Is Slack really worth billions?

 

One of the hottest apps in Silicon Valley right now is the business-focused mobile messaging app Slack. For those who are unfamiliar with it, Amanda Hess at Slate has a good introduction:

Last year blogger Beejoli Shah started to notice a curious new artifact populating her social media feeds: screenshots of office chats, mostly taking place in an upstart workplace communication tool called Slack. At first Shah failed to see the appeal of sharing a few lines of water cooler conversation among co-workers that, more times than not, appeared basically unintelligible to outsiders. But soon she found herself mesmerized by the look and feel of Slack. As the Slackbrags mounted, Shah, an associate editor at the Frisky, campaigned for her co-workers to get on Slack “solely out of jealousy,” Shah says. “There was a definite sense of missing out not being on Slack. Like, being able to work-chat isn’t enough now. Slack itself has become a character.”
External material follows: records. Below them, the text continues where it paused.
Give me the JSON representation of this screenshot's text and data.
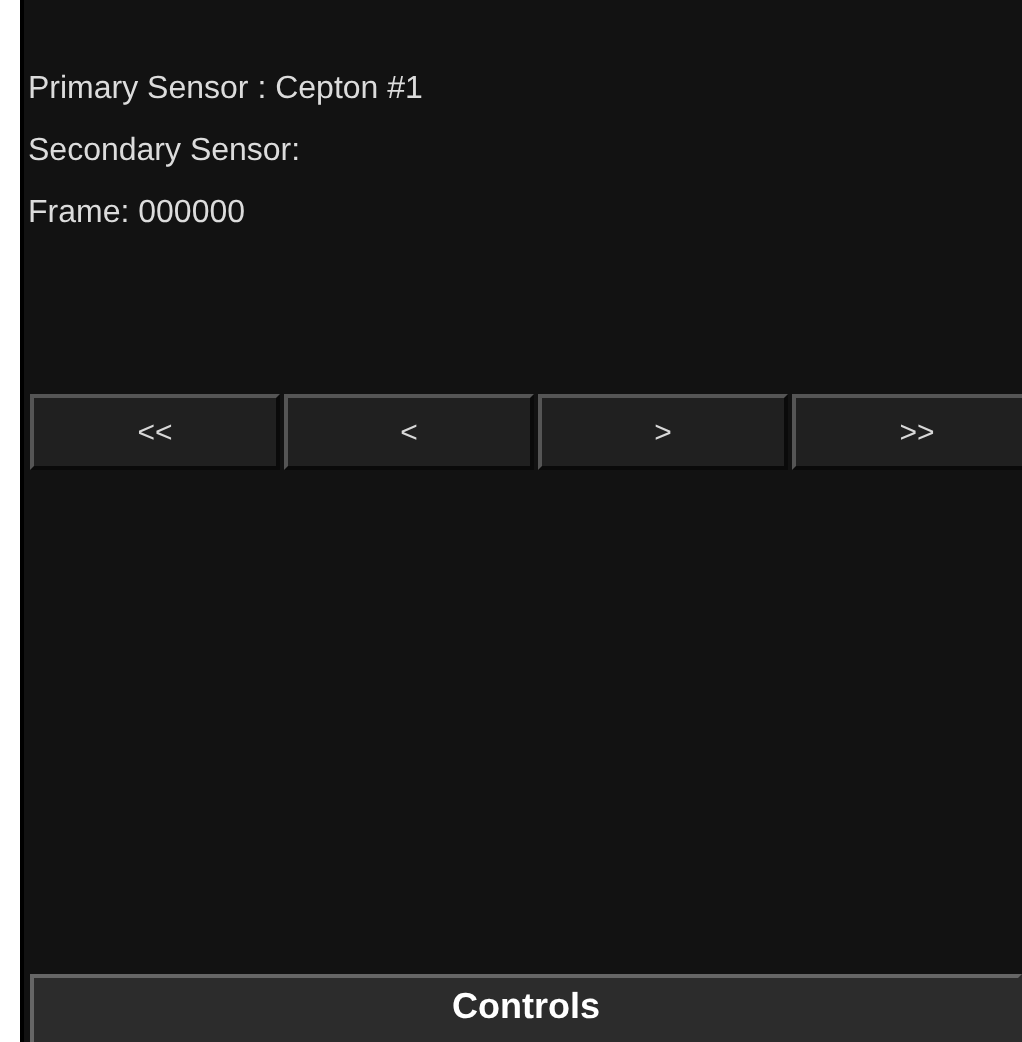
{
  "info": [
    "Primary Sensor : Cepton #1",
    "Secondary Sensor:",
    "Frame: 000000"
  ],
  "nav_buttons": [
    "<<",
    "<",
    ">",
    ">>"
  ],
  "footer_button": "Controls"
}
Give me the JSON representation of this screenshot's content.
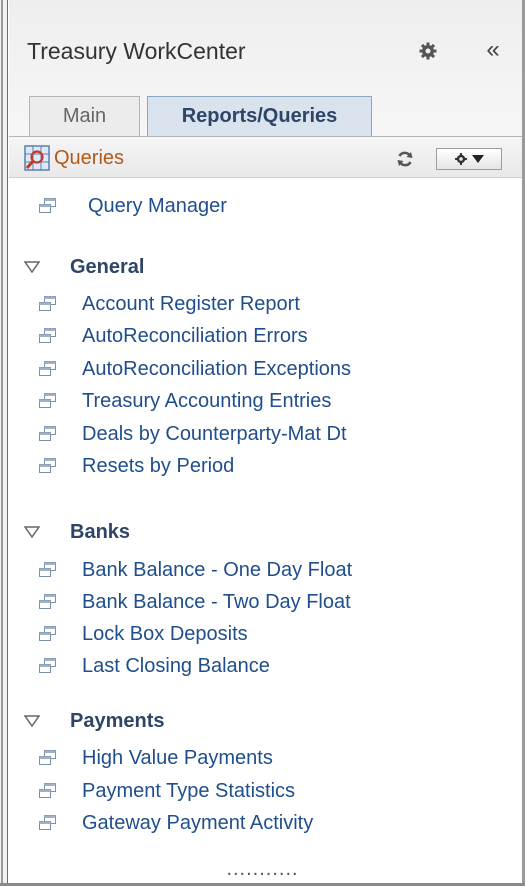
{
  "header": {
    "title": "Treasury WorkCenter",
    "settings_icon": "gear-icon",
    "collapse_label": "«"
  },
  "tabs": [
    {
      "label": "Main",
      "active": false
    },
    {
      "label": "Reports/Queries",
      "active": true
    }
  ],
  "section": {
    "title": "Queries",
    "icon": "queries-icon",
    "refresh_icon": "refresh-icon",
    "options_icon": "gear-dropdown-icon"
  },
  "query_manager": {
    "label": "Query Manager"
  },
  "groups": [
    {
      "name": "General",
      "items": [
        {
          "label": "Account Register Report"
        },
        {
          "label": "AutoReconciliation Errors"
        },
        {
          "label": "AutoReconciliation Exceptions"
        },
        {
          "label": "Treasury Accounting Entries"
        },
        {
          "label": "Deals by Counterparty-Mat Dt"
        },
        {
          "label": "Resets by Period"
        }
      ]
    },
    {
      "name": "Banks",
      "items": [
        {
          "label": "Bank Balance - One Day Float"
        },
        {
          "label": "Bank Balance - Two Day Float"
        },
        {
          "label": "Lock Box Deposits"
        },
        {
          "label": "Last Closing Balance"
        }
      ]
    },
    {
      "name": "Payments",
      "items": [
        {
          "label": "High Value Payments"
        },
        {
          "label": "Payment Type Statistics"
        },
        {
          "label": "Gateway Payment Activity"
        }
      ]
    }
  ],
  "footer": {
    "more_label": "..........."
  },
  "colors": {
    "link": "#1f4e8c",
    "group_heading": "#2d4566",
    "section_title": "#b35a18",
    "active_tab_bg": "#d9e3ee"
  }
}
In a recent fundraising round, Slack increased its valuation to an eye-popping $US2.8 billion ($3.6 billion). So can that sort of valuation be justified? It’s a question the New York Times’ Farhad Manjoo explores in this interview with Slack’s co-founder, Stewart Butterfield:

When I recently wrote about Slack, a corporate messaging app that has aspirations to replace email, investors valued the company at $1 billion. That was a month ago. Today, the start-up announced that it has raised $160 million from a half dozen investors, and that it is now worth $2.8 billion.

Slack, which is just a year old, has more than 750,000 daily active users, 200,000 of whom are paying customers. By many estimates, it is the fastest-growing business application of all time.

Still, Slack’s escalating valuation in such a short time seems destined to spark questions about the rising possibility of a tech bubble. I asked Stewart Butterfield, Slack’s co-founder and chief executive, about the company, its growth and the bubble in a wide-ranging conversation this morning.